Coffee Spread Falls From Record on Vietnam Sales; Cocoa Retreats
The premium robusta coffee for delivery in January commands over the March futures fell from a record on rising sales from Vietnam, the world’s leading producer of the variety. Cocoa retreated.
The beans used to make instant coffee and espresso for January delivery climbed to as much as $60 a metric ton above the March futures yesterday, a record since the spread started trading in July 2012. Prices will probably slide by the end of the first quarter as Vietnamese farmers will increase sales to 30 percent of the crop from 11 percent now, according to a Bloomberg survey published today.
“Vietnam is selling as prices are of reasonable value in dong terms,” Matthew Coughlan, a broker at BGC Partners LLC in London, said by e-mail, referring to the local currency. “More sales are to be expected given the crop that is forthcoming.”
Robusta coffee for January delivery tumbled 2.4 percent to $1,804 a ton by 10:40 a.m. on NYSE Liffe in London. The spread between the January and March futures fell to $41 a ton, signaling concerns that supplies are easing. Arabica coffee for delivery in March declined 0.3 percent to $1.099 a pound on ICE Futures U.S. in New York.
Vietnam will produce a record 30 million bags of 60 kilograms (132 pounds) this year, according to Volcafe, the coffee unit of commodities trader ED&F Man Holdings Ltd. Robusta supplies will be 2.4 million bags bigger than demand in the 2013-14 season started Oct. 1 in most countries, estimates Macquarie Group Ltd. (MQG), Australia’s biggest investment bank.
Robusta futures rallied 11 percent last month, the biggest gain for a most-active contract since 2011, on slow sales from Vietnam and falling stockpiles. Shipments from Vietnam slid to 80,000 tons in November, from 122,000 tons a year earlier, said the General Statistics Office. Inventories in warehouses tracked by NYSE Liffe were 45,900 tons as of Nov. 25, the lowest since at least 2002, data on Bloomberg showed.
“It’s not really been fully a case of them holding back the crop, it’s been a timing issue,” Coughlan said, referring to Vietnamese farmers. “The crop wasn’t harvested and dried and the drop in the certified stockpiles added the extra spice that the Vietnamese seem to have taken advantage of.”

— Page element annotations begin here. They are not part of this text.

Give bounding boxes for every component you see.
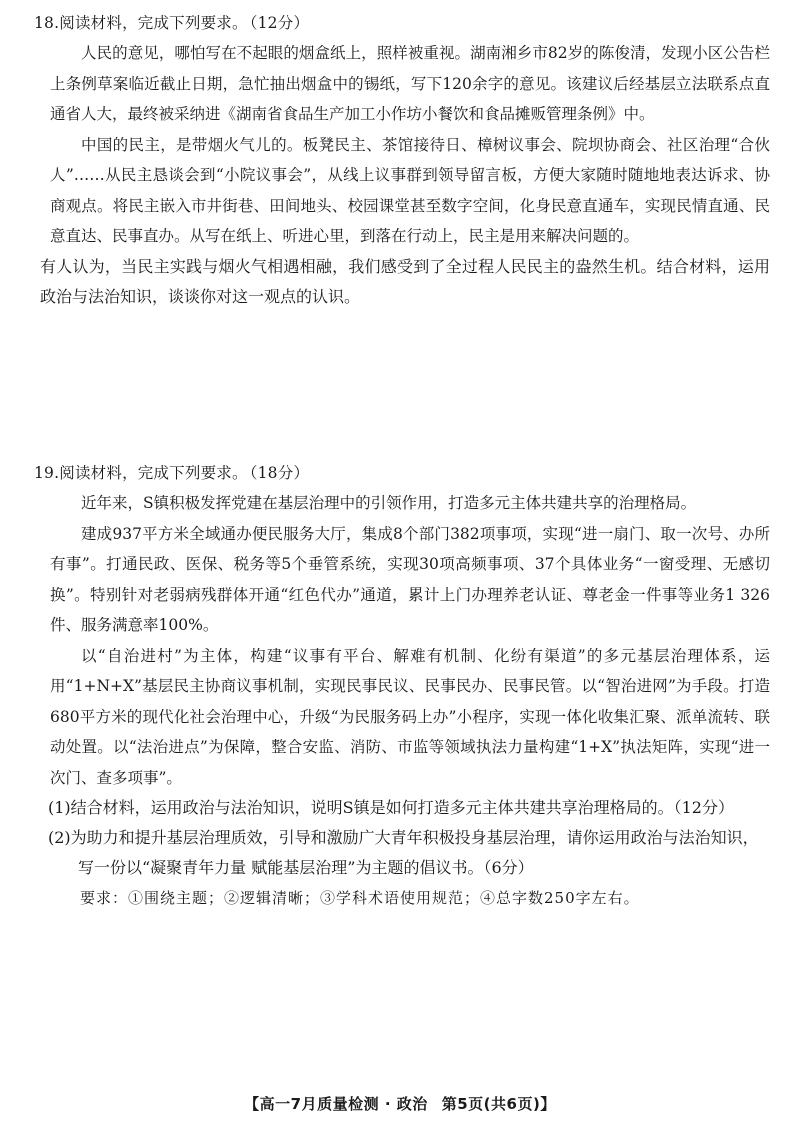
question-number: 19.	[34, 464, 60, 482]
question-18-header	[34, 8, 770, 38]
question-prompt: 阅读材料，完成下列要求。	[59, 14, 248, 32]
answer-requirements: 要求：①围绕主题；②逻辑清晰；③学科术语使用规范；④总字数250字左右。	[80, 889, 640, 907]
material-paragraph: 近年来，S镇积极发挥党建在基层治理中的引领作用，打造多元主体共建共享的治理格局。	[81, 494, 697, 512]
page-footer	[0, 1093, 800, 1114]
sub-question-1: (1)结合材料，运用政治与法治知识，说明S镇是如何打造多元主体共建共享治理格局的。（12分）	[48, 798, 734, 817]
question-score: （12分）	[249, 14, 310, 32]
material-paragraph: 建成937平方米全域通办便民服务大厅，集成8个部门382项事项，实现“进一扇门、取一次号、办所有事”。打通民政、医保、税务等5个垂管系统，实现30项高频事项、37个具体业务“一窗受理、无感切换”。特别针对老弱病残群体开通“红色代办”通道，累计上门办理养老认证、尊老金一件事等业务1 326件、服务满意率100%。	[50, 524, 770, 634]
question-19-header	[34, 458, 770, 488]
footer-page-number: 第5页(共6页)	[441, 1095, 541, 1113]
footer-exam-title: 高一7月质量检测 · 政治	[259, 1095, 428, 1113]
sub-question-2: (2)为助力和提升基层治理质效，引导和激励广大青年积极投身基层治理，请你运用政治与法治知识，	[48, 828, 759, 847]
question-prompt: 阅读材料，完成下列要求。	[59, 464, 248, 482]
material-paragraph: 中国的民主，是带烟火气儿的。板凳民主、茶馆接待日、樟树议事会、院坝协商会、社区治理“合伙人”……从民主恳谈会到“小院议事会”，从线上议事群到领导留言板，方便大家随时随地地表达诉求、协商观点。将民主嵌入市井街巷、田间地头、校园课堂甚至数字空间，化身民意直通车，实现民情直通、民意直达、民事直办。从写在纸上、听进心里，到落在行动上，民主是用来解决问题的。	[50, 135, 770, 245]
footer-left-bracket: 【	[244, 1095, 260, 1113]
question-task: 有人认为，当民主实践与烟火气相遇相融，我们感受到了全过程人民民主的盎然生机。结合材料，运用政治与法治知识，谈谈你对这一观点的认识。	[40, 256, 770, 306]
question-18	[34, 8, 770, 313]
question-score: （18分）	[249, 464, 310, 482]
question-number: 18.	[34, 14, 60, 32]
sub-question-2-continued: 写一份以“凝聚青年力量 赋能基层治理”为主题的倡议书。（6分）	[78, 858, 534, 877]
material-paragraph: 人民的意见，哪怕写在不起眼的烟盒纸上，照样被重视。湖南湘乡市82岁的陈俊清，发现小区公告栏上条例草案临近截止日期，急忙抽出烟盒中的锡纸，写下120余字的意见。该建议后经基层立法联系点直通省人大，最终被采纳进《湖南省食品生产加工小作坊小餐饮和食品摊贩管理条例》中。	[50, 44, 770, 123]
question-19	[34, 458, 770, 913]
material-paragraph: 以“自治进村”为主体，构建“议事有平台、解难有机制、化纷有渠道”的多元基层治理体系，运用“1+N+X”基层民主协商议事机制，实现民事民议、民事民办、民事民管。以“智治进网”为手段。打造680平方米的现代化社会治理中心，升级“为民服务码上办”小程序，实现一体化收集汇聚、派单流转、联动处置。以“法治进点”为保障，整合安监、消防、市监等领域执法力量构建“1+X”执法矩阵，实现“进一次门、查多项事”。	[50, 646, 770, 787]
footer-right-bracket: 】	[540, 1095, 556, 1113]
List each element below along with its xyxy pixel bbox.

Cocoa for March delivery dropped 0.4 percent to 1,731 pounds ($2,839) a ton on NYSE Liffe. The December futures, which expire tomorrow, were trading at 1,704 pounds a ton. Cocoa for delivery in March retreated 0.6 percent to $2,757 a ton on ICE. Futures trading volumes were 64 percent lower than the average for the past 100 days at this time of day, data compiled by Bloomberg showed.
Refined, or white, sugar for March delivery was little changed at $451.60 a ton in London. Raw sugar for March delivery gained 0.4 percent to 16.69 cents a pound in New York.